- Diocese: Diocese of Ripon
- In office: 1977–1999
- Predecessor: Hetley Price
- Successor: John Packer as Bishop of Ripon & Leeds
- Other posts: Archdeacon of Huntingdon 1975–1977

Orders
- Ordination: 1959 (deacon); 1960 (priest)
- Consecration: 21 September 1977

Personal details
- Born: 2 September 1931 Poona, Bombay Presidency, British India
- Died: 10 August 2008 (aged 76)
- Denomination: Anglican
- Spouse: Rachel Lewis m. 1962; dec. 1966 Jane Havill m. 1967
- Children: 4 sons; 1 daughter
- Profession: Academic in divinity
- Alma mater: Balliol College, Oxford

= David Young (bishop) =

David Nigel de Lorentz Young (2 September 1931 – 10 August 2008) was a British Anglican priest, who served as the last Bishop of Ripon before the diocese became known as the Diocese of Ripon and Leeds. At his appointment at the age of 46 he was the youngest diocesan bishop of the Church of England.

He was a supporter of women priests, but opposed to active homosexual priests and same-sex marriages. He had special knowledge of Eastern religions (especially Buddhism) and languages, which he used in his interfaith work, and was particularly concerned with education.

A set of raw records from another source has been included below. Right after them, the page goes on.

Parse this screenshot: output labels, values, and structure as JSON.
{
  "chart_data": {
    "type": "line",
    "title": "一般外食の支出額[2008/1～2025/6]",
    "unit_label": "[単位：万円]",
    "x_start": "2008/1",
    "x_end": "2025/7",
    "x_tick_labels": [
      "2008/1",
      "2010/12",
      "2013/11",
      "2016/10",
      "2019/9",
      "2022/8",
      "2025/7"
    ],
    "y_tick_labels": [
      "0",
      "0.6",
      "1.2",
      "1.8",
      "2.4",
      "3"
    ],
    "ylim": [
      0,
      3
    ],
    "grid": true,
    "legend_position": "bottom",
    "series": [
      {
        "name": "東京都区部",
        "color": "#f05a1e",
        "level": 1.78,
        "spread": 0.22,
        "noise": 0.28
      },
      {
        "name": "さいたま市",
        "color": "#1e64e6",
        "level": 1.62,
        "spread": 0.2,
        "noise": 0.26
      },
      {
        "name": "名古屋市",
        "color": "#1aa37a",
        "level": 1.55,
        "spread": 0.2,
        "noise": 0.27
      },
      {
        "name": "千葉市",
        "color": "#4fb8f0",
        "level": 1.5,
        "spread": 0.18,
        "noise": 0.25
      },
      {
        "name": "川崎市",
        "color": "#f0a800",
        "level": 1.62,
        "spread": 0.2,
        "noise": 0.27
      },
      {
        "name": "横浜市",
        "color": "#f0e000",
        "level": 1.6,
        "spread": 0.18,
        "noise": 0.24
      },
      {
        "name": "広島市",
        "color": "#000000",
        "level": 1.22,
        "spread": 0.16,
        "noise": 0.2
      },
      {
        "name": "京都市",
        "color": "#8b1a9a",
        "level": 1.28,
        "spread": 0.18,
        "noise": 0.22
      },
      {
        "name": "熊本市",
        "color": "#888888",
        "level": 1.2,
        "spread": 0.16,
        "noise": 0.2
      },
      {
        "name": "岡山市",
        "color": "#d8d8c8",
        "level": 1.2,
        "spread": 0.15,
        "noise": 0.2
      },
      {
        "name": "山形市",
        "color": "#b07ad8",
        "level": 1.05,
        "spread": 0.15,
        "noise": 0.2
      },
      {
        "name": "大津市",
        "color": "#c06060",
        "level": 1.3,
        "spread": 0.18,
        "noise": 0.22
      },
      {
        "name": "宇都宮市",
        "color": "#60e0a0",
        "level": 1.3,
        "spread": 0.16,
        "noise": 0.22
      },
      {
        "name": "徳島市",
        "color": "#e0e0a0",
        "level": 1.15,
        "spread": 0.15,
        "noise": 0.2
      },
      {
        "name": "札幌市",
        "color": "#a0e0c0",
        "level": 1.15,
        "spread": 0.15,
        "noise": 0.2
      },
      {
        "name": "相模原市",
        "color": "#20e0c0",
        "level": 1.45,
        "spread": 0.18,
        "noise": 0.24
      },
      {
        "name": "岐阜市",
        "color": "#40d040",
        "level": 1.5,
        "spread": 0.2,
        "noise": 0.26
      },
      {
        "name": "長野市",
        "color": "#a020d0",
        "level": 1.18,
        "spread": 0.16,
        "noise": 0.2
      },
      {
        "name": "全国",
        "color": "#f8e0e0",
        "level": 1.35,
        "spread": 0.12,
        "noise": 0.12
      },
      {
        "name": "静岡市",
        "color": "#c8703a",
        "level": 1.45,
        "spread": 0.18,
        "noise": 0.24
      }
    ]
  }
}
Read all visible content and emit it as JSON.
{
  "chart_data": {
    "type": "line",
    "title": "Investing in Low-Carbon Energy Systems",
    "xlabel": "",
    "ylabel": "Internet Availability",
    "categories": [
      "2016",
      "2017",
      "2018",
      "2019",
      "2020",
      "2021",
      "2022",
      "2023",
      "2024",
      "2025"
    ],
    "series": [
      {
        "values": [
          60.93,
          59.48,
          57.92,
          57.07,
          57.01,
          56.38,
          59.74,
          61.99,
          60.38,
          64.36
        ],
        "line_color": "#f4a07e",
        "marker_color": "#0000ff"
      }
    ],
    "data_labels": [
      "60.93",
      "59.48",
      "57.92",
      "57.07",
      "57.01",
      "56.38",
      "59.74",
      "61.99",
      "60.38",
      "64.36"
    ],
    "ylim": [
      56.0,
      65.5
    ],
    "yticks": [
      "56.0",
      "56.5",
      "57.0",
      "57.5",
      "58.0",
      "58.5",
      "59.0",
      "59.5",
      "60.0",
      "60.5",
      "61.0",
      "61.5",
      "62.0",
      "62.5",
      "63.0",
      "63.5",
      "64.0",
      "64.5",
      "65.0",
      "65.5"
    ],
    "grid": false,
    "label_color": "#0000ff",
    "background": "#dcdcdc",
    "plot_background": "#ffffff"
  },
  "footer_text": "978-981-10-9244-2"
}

==Early life, education and military career==
Born in Poona, then in the Bombay Presidency of British India, the son of an Indian Army brigadier, David Young returned to the UK for his education at Wellington College, Berkshire. He then did National Service in the Royal Engineers, being commissioned as a second lieutenant on 21 October 1950, He completed his active duty on 15 October 1951 when he transferred to the Supplementary Reserve of Officers, and went up to Balliol College, Oxford, where he studied mathematics, gaining a first class degree. He was promoted acting lieutenant on 6 July 1952, and this was made substantive on 2 September 1954, and his National Service ended on 23 September 1955.

==Ecclesiastical and academic career==
Young worked in industry as a research mathematician with Plessey before deciding to take holy orders via study at Wycliffe Hall, Oxford. He worked as a curate in Liverpool and London, then went to the School of Oriental and African Studies to study Sanskrit and Pali before going to Sri Lanka with the Church Missionary Society. He became interested in Buddhism, becoming director of Buddhist Studies at Lanka Theological College in Kandy. Returning to England in 1967 following the death of his first wife, he became lecturer in Buddhist Studies at Manchester University.

In 1970 he was appointed vicar of Burwell, Cambridgeshire. He lectured part-time in the Faculty of Divinity of Cambridge University. He briefly rejoined the army, holding a commission as a Chaplain to the Forces, 4th Class in the Territorial Army section of the Royal Army Chaplains' Department between 21 November 1972 and 5 September 1975. In 1975, he was appointed Archdeacon of Huntingdon, and vicar of Great Gidding, then in 1977, briefly rector of Hemingford Abbots and an honorary canon before his nomination as Bishop of Ripon. He retired in 1999, having been diagnosed with bone marrow cancer.

==Family==
In 1962, he married his first wife Rachel Lewis (who died in a car crash in 1966), with whom he had a son and a daughter. In 1967, he married his second wife, Jane Havill, who survived him, and by whom he had three further sons.

==Church positions==
- Chair of the Church of England's Board of Education

==Honours==
- Young was appointed Commander of the Order of the British Empire (CBE) in the 2000 New Year Honours, "For services to the Church of England and to Education."
- The David Young Community Academy in the Seacroft area of Leeds was named after him on 18 October 2006. It is a 'faith school', built at a cost of £23m.

==Associations==
Young was associated with the United Religions Initiative in the United States' Episcopal Church.